The Tokyo 2020 and Toyota are working to develop a "mascot robot". In addition to welcoming athletes and guests to official venues, Toyota is currently considering plans for a new way for the Games to be enjoyed by children in Japan, via the mascot robot.
The mascot robot will both allow expressions of arm movements via a remote-location robot, and share force-feedback from interactions. Via a camera mounted on the robot's head, it can recognize people nearby, and once recognized, use its eyes to respond with/show a variety of expressions.
By equipping the robot with miniature joint units across its entire body, the robot offers flexibility when being controlled, and the users can operate the robot safely and with high operational functionality
Toyota will also provide a unique way for other guests in remote/distant locations that are unable to be physically present to interact with athletes via the Humanoid T-HR3 and Mascot robots.
The T-HR3 robots will be able to reproduce movement from a mascot robot in a remote location in nearly real-time. In addition to providing images and sounds from the remote locations, these robot users will also be able to experience the power of movement and force-feedback, allowing them to converse with and high-five athletes and others, feeling as if they were truly physically present.
The T-TR1 is a virtual mobility/tele-presence robot developed by Toyota Research Institute in the United States. It is equipped with a camera atop a large, near-lifesize display.
By projecting an image of a user from a remote location, the robot will help that person feel more physically present at the robot's location. With T-TR1, Toyota will give people that are physically unable to attend the events such as the Games a chance to virtually attend, with an on-screen presence capable of conversation between the two locations.
For a portion of the accessible seating seats at the Olympic Stadium, the Toyota Human Support Robot HSR will guide guests to their seat and convey light meals, goods, and etc. for them, helping them to more freely enjoy the competition.
In addition, the Toyota Deliver Support Robot DSR, specially developed for Tokyo 2020, will directly deliver drinks and other goods to spectators that they have ordered from a dedicated tablet.

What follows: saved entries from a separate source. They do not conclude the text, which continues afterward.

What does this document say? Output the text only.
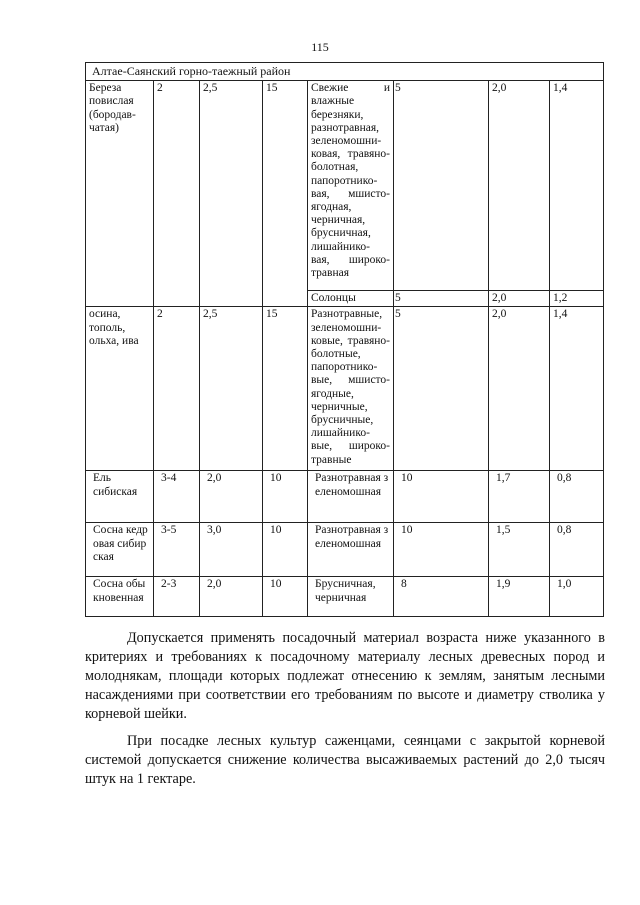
115
Алтае-Саянский горно-таежный район							
Береза повислая (бородав- чатая)	2	2,5	15	Свежие и влажные березняки, разнотравная, зеленомошни- ковая, травяно- болотная, папоротнико- вая, мшисто- ягодная, черничная, брусничная, лишайнико- вая, широко- травная	5	2,0	1,4
				Солонцы	5	2,0	1,2
осина, тополь, ольха, ива	2	2,5	15	Разнотравные, зеленомошни- ковые, травяно- болотные, папоротнико- вые, мшисто- ягодные, черничные, брусничные, лишайнико- вые, широко- травные	5	2,0	1,4
Ель сибиская	3-4	2,0	10	Разнотравная зеленомошная	10	1,7	0,8
Сосна кедровая сибирская	3-5	3,0	10	Разнотравная зеленомошная	10	1,5	0,8
Сосна обыкновенная	2-3	2,0	10	Брусничная, черничная	8	1,9	1,0

Допускается применять посадочный материал возраста ниже указанного в критериях и требованиях к посадочному материалу лесных древесных пород и молоднякам, площади которых подлежат отнесению к землям, занятым лесными насаждениями при соответствии его требованиям по высоте и диаметру стволика у корневой шейки.

При посадке лесных культур саженцами, сеянцами с закрытой корневой системой допускается снижение количества высаживаемых растений до 2,0 тысяч штук на 1 гектаре.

At track and field events, with approx. 500 seats during the Olympic Games and another 500 for the Paralympic Games, the robots are anticipated to serve over 1,000 spectators requiring mobility assistance (Each section is expected to have 16 rows with 32 seats).

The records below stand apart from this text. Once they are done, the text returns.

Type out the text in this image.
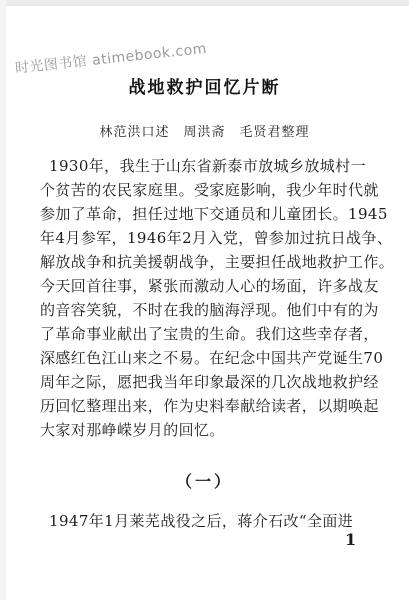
时光图书馆 atimebook.com
战地救护回忆片断
林范洪口述　周洪斋　毛贤君整理
1930年，我生于山东省新泰市放城乡放城村一
个贫苦的农民家庭里。受家庭影响，我少年时代就
参加了革命，担任过地下交通员和儿童团长。1945
年4月参军，1946年2月入党，曾参加过抗日战争、
解放战争和抗美援朝战争，主要担任战地救护工作。
今天回首往事，紧张而激动人心的场面，许多战友
的音容笑貌，不时在我的脑海浮现。他们中有的为
了革命事业献出了宝贵的生命。我们这些幸存者，
深感红色江山来之不易。在纪念中国共产党诞生70
周年之际，愿把我当年印象最深的几次战地救护经
历回忆整理出来，作为史料奉献给读者，以期唤起
大家对那峥嵘岁月的回忆。
（一）
1947年1月莱芜战役之后，蒋介石改“全面进
1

Special-use robots equipped with autonomous functions as part of throwing event (i.e. javelin) operations at the Olympic Stadium. While determining the optimal route to travel, the FSR will follow operating staff on a path that avoids obstacles while retrieving and conveying throwing event items.

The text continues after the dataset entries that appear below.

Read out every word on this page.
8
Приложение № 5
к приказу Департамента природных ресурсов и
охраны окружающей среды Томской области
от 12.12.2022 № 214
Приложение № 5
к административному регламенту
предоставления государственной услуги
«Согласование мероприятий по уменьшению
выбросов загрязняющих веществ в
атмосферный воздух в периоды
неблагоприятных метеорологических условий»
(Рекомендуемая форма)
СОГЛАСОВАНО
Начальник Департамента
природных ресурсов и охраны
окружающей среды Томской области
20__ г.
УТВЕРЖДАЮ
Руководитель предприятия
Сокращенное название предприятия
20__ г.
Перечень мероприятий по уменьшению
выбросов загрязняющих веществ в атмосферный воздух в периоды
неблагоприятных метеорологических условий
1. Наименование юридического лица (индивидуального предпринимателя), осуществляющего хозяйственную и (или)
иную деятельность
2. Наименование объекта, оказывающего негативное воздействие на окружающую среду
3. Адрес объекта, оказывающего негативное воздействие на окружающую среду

The field support robot is a miniature shuttle bus-shaped contraption based on Toyota's “e-Palette” ride-sharing vehicle under development.
The vehicle can travel at a maximum speed of 20 kilometers per hour and sports three cameras and one lidar sensor which enable it to “see” its surroundings.
Draped around the top of its body is a band of LED lights which illuminate when the vehicle uses artificial intelligence to follow event officials toward the equipment hurled by athletes onto the pitch during shot put, discus throw, hammer throw and javelin events.
After the equipment is loaded into the vehicle by the official, a press of a button located toward its front sends the car zipping back to athletes for later use.
By using the FSR, the aim is to reduce the amount of time needed to retrieve items as well as reduce the amount of staff labor for the events.